- Lexicon Pharmaceuticals, Inc. (NASDAQ:LXRX) today announced that results of a post hoc analysis of clinical data evaluating the impact of kidney function on the long-term efficacy and safety of sotagliflozin on people with type 1 diabetes will be delivered as a short oral presentation tomorrow, March 12, during the 19th International Conference on Advanced Technologies & Treatments for Diabetes (ATTD). The congress is being held March 11-14, 2026, in Barcelona, Spain.

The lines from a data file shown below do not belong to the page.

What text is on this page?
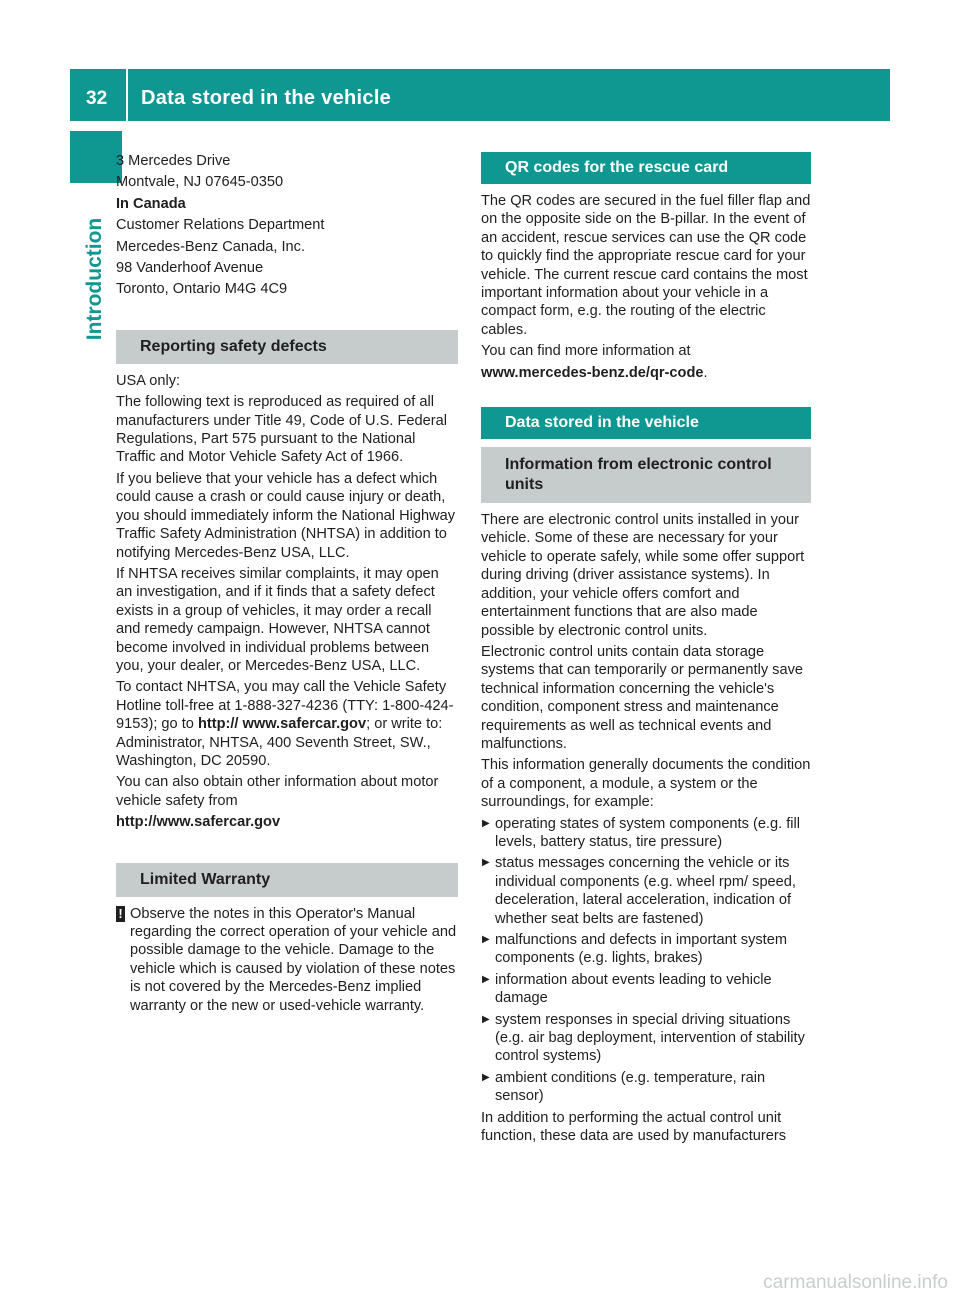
32 Data stored in the vehicle
Introduction

3 Mercedes Drive

Montvale, NJ 07645-0350

In Canada

Customer Relations Department

Mercedes-Benz Canada, Inc.

98 Vanderhoof Avenue

Toronto, Ontario M4G 4C9

Reporting safety defects

USA only:

The following text is reproduced as required of all manufacturers under Title 49, Code of U.S. Federal Regulations, Part 575 pursuant to the National Traffic and Motor Vehicle Safety Act of 1966.

If you believe that your vehicle has a defect which could cause a crash or could cause injury or death, you should immediately inform the National Highway Traffic Safety Administration (NHTSA) in addition to notifying Mercedes-Benz USA, LLC.

If NHTSA receives similar complaints, it may open an investigation, and if it finds that a safety defect exists in a group of vehicles, it may order a recall and remedy campaign. However, NHTSA cannot become involved in individual problems between you, your dealer, or Mercedes-Benz USA, LLC.

To contact NHTSA, you may call the Vehicle Safety Hotline toll-free at 1-888-327-4236 (TTY: 1-800-424-9153); go to http:// www.safercar.gov; or write to: Administrator, NHTSA, 400 Seventh Street, SW., Washington, DC 20590.

You can also obtain other information about motor vehicle safety from

http://www.safercar.gov

Limited Warranty

! Observe the notes in this Operator's Manual regarding the correct operation of your vehicle and possible damage to the vehicle. Damage to the vehicle which is caused by violation of these notes is not covered by the Mercedes-Benz implied warranty or the new or used-vehicle warranty.

QR codes for the rescue card

The QR codes are secured in the fuel filler flap and on the opposite side on the B-pillar. In the event of an accident, rescue services can use the QR code to quickly find the appropriate rescue card for your vehicle. The current rescue card contains the most important information about your vehicle in a compact form, e.g. the routing of the electric cables.

You can find more information at

www.mercedes-benz.de/qr-code.

Data stored in the vehicle
Information from electronic control units

There are electronic control units installed in your vehicle. Some of these are necessary for your vehicle to operate safely, while some offer support during driving (driver assistance systems). In addition, your vehicle offers comfort and entertainment functions that are also made possible by electronic control units.

Electronic control units contain data storage systems that can temporarily or permanently save technical information concerning the vehicle's condition, component stress and maintenance requirements as well as technical events and malfunctions.

This information generally documents the condition of a component, a module, a system or the surroundings, for example:

▶ operating states of system components (e.g. fill levels, battery status, tire pressure)
▶ status messages concerning the vehicle or its individual components (e.g. wheel rpm/ speed, deceleration, lateral acceleration, indication of whether seat belts are fastened)
▶ malfunctions and defects in important system components (e.g. lights, brakes)
▶ information about events leading to vehicle damage
▶ system responses in special driving situations (e.g. air bag deployment, intervention of stability control systems)
▶ ambient conditions (e.g. temperature, rain sensor)

In addition to performing the actual control unit function, these data are used by manufacturers

carmanualsonline.info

"Recognizing that a patient's kidney function can impact the efficacy of SGLT inhibitors, we conducted this post hoc analysis of clinical data from two identically-designed trials in patients with type 1 diabetes and were encouraged to find that treatment with sotagliflozin resulted in improvements in multiple efficacy measures after one year in both those with normal kidney function and those with mildly reduced kidney function," said Craig Granowitz, M.D., Ph.D., Lexicon's senior vice president and chief medical officer. "Not only was sotagliflozin shown to improve cardiometabolic parameters in this patient population, but it also reduced clinically important hypoglycemia events, which are a leading cause of acute mortality and morbidity and can be life-threatening."

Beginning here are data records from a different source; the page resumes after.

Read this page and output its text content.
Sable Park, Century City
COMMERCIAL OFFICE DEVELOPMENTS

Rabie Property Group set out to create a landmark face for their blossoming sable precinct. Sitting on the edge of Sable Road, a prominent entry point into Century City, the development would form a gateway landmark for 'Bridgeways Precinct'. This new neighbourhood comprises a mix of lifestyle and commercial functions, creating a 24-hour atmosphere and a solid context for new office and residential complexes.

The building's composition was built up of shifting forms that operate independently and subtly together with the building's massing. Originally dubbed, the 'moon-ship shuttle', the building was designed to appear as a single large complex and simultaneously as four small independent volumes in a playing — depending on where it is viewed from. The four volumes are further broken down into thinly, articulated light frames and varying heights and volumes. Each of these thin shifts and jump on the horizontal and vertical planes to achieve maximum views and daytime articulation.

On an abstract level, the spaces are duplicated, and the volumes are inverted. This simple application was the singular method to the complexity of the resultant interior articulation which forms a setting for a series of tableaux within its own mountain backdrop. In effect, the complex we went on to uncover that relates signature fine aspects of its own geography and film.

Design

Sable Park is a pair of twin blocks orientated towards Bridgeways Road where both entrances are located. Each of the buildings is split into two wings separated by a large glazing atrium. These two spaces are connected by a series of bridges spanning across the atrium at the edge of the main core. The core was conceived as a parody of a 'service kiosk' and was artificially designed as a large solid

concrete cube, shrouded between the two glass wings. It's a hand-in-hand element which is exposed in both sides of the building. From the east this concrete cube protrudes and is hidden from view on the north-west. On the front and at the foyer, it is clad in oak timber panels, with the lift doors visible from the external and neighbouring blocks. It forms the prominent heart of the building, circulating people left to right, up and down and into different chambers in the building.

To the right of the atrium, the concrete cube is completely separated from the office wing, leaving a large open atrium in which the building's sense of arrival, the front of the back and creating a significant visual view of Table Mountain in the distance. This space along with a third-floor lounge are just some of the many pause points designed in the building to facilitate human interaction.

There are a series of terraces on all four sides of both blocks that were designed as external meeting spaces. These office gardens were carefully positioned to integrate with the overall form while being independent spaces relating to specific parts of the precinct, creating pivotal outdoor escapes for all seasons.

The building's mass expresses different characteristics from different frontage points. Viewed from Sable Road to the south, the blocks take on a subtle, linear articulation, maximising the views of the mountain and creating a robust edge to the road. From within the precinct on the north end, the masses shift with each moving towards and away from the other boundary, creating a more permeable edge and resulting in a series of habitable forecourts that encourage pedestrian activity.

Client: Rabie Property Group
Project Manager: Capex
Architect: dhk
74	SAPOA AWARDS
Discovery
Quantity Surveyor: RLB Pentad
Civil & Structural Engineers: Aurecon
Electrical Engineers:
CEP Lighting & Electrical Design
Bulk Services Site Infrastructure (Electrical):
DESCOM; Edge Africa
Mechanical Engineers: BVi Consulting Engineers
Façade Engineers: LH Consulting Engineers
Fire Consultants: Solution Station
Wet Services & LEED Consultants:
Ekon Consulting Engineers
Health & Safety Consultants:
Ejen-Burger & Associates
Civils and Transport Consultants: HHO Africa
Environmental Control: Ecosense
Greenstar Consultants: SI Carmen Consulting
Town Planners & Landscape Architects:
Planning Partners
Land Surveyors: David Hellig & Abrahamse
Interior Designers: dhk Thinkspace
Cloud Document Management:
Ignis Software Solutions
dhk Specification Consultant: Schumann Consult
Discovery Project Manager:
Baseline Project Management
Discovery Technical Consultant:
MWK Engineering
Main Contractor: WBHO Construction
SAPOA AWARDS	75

Using pooled data from two 52-week, placebo-controlled trials of 200 mg or 400 mg doses of sotagliflozin added to optimized insulin, investigators compared the efficacy (as measured by HbA1c, body weight and systolic blood pressure) and safety (as measured by hypoglycemia and diabetic ketoacidosis) of 200 mg or 400 mg doses of sotagliflozin as compared to the placebo treatment arms in such studies, subgrouped by estimated glomerular filtration rates (eGFR, a measure of kidney function) of 45 to <60 (chronic kidney disease [CKD] Class 3A), 60 to <90 (CKD Class 2), and ≥90 mL/min/1.73m2 (CKD Class 1).

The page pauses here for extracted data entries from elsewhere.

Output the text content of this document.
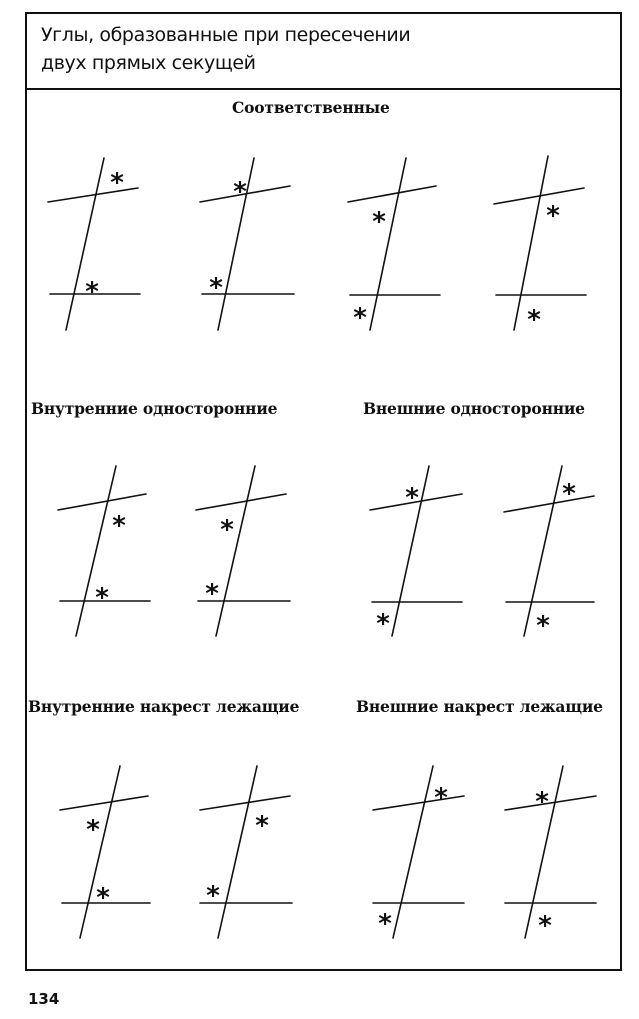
Углы, образованные при пересечении
двух прямых секущей
Соответственные
Внутренние односторонние	Внешние односторонние
Внутренние накрест лежащие	Внешние накрест лежащие
*
*
*
*
*
*
*
*
*
*
*
*
*
*
*
*
*
*
*
*
*
*
*
*
134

Results showed that both doses of sotagliflozin significantly decreased HbA1c, body weight, systolic blood pressure and total insulin use compared to placebo after 52 weeks in patients with CKD Class 1 and 2. These positive effects with sotagliflozin were not as pronounced in patients with CKD Class 3A. Additionally, sotagliflozin reduced events of blood glucose ≤55 mg/dL (3 mmol/L) regardless of patients' kidney function. Results did not show a trend toward increased incidence of diabetic ketoacidosis based on patients' kidney function.
Lexicon remains on track to resubmit the New Drug Application (NDA) for ZYNQUISTA® (sotagliflozin) glycemic control in patients with type 1 diabetes in 2026 based upon U.S. Food and Drug Administration (FDA) feedback and additional clinical data received to date from the STENO1 study (Clinicaltrials.gov: NCT06082063). STENO1 is a third-party funded, investigator-initiated study of sotagliflozin and other agents being conducted by the Steno Diabetes Center in Denmark.